Opinión

¿Deuda para crecer?

Utilizada en inversiones productivas, la deuda externa podría fomentar el crecimiento si se mantiene a un nivel razonable; pero también podría ocurrir que ese endeudamiento impacte adversamente en el ritmo del crecimiento económico, frenando el desempeño de las actividades productivas, comerciales, financieras y laborales.

Lo que más ha concitado la atención de economistas, empresarios y políticos en torno al endeudamiento externo gira alrededor de los niveles límites respecto al Producto Interno Bruto (PIB) y su impacto sobre la sostenibilidad fiscal -o capacidad para pagar capital e intereses-, pues en la práctica los fondos para honrar las obligaciones financieras deben consignarse en el presupuesto del Estado.

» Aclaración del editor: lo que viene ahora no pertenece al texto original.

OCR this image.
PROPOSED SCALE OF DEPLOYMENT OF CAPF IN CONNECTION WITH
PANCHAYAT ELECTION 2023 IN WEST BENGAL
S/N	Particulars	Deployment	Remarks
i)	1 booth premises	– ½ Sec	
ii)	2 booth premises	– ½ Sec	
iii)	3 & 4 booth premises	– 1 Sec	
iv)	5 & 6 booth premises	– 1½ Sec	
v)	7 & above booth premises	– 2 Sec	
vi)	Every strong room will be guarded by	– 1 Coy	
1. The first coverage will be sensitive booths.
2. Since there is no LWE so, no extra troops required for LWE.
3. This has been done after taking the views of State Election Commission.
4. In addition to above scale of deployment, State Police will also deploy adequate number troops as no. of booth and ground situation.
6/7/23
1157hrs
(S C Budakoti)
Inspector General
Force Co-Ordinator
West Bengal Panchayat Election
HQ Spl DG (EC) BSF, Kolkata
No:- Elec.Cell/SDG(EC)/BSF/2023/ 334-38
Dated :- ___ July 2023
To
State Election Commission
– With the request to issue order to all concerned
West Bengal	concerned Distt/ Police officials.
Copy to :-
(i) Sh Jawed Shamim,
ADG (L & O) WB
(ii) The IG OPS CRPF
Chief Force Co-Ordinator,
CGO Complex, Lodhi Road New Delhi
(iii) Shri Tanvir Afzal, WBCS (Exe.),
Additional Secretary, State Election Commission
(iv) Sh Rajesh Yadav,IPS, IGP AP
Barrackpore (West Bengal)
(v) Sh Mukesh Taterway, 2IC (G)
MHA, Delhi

Además, se ha debatido sobre la bondad o no de recorrer la ruta del incremento de la deuda pública (que abarca la externa más la interna) para estimular el crecimiento económico, aunque la obtención del mismo se traduzca en comprometer los ingresos de los contribuyentes del futuro.

El Fondo Monetario Internacional (FMI) se muestra reflexivo a la hora de alimentar la vía del endeudamiento externo para impulsar el crecimiento económico. Así lo dice: “Si hay alguna probabilidad de que la deuda llegue a superar la capacidad desembolso del país, el costo previsto del servicio de la deudadesalentará la inversión nacional y extranjera, perjudicando al crecimiento”.

Pero teniendo en cuenta que un país subdesarrollado no dispone de los recursos financieros necesarios para impulsar la esfera de la producción de bienes y servicios se hará necesario atraer inversiones extranjeras directas e ir en busca de fuentes externas de captación de di visas a buenas tasas de interés (que expresan el costo del dinero).

No obstante, la búsqueda pura y simple del crecimiento económico no debe normar exclusivamente el accionar de un Gobierno en materia de políticas públicas, pues habría que poner el acento en el logro de mejores niveles de distribución del ingreso y de prestación de servicios sociales en beneficio cada vez más de la población. Debe apostarse, pues al crecimiento económico con desarrollo social.

Hay que privilegiar la captación de inversiones extranjeras directas en lugar de tocar de manera recurrente las puertas de los acreedores internacionales. Los flujos de inversiones llegan a país a través de diversos agentes económicos destacándose las empresas transnacionales como los más dinámicos dentro de las relaciones económicas internacionales, las cuales buscan los nichos de las manufacturas y los servicios.

Así, lo que importa saber sobre los recursos financieros captados a través del endeudamiento externo es el destino de los mismos, pues si éstos no se dirigen hacia áreas importantes de la esfera productiva podrían afectar la capacidad competitiva del Estado para lograr una mejor inserción dentro de las transacciones comerciales internacionales.

El recurso del endeudamiento externo está a la mano de aquellas economías que carecen de notables niveles de ahorro interno para implementar proyectos de infraestructuras y políticas sociales que logren impulsar un crecimiento económico.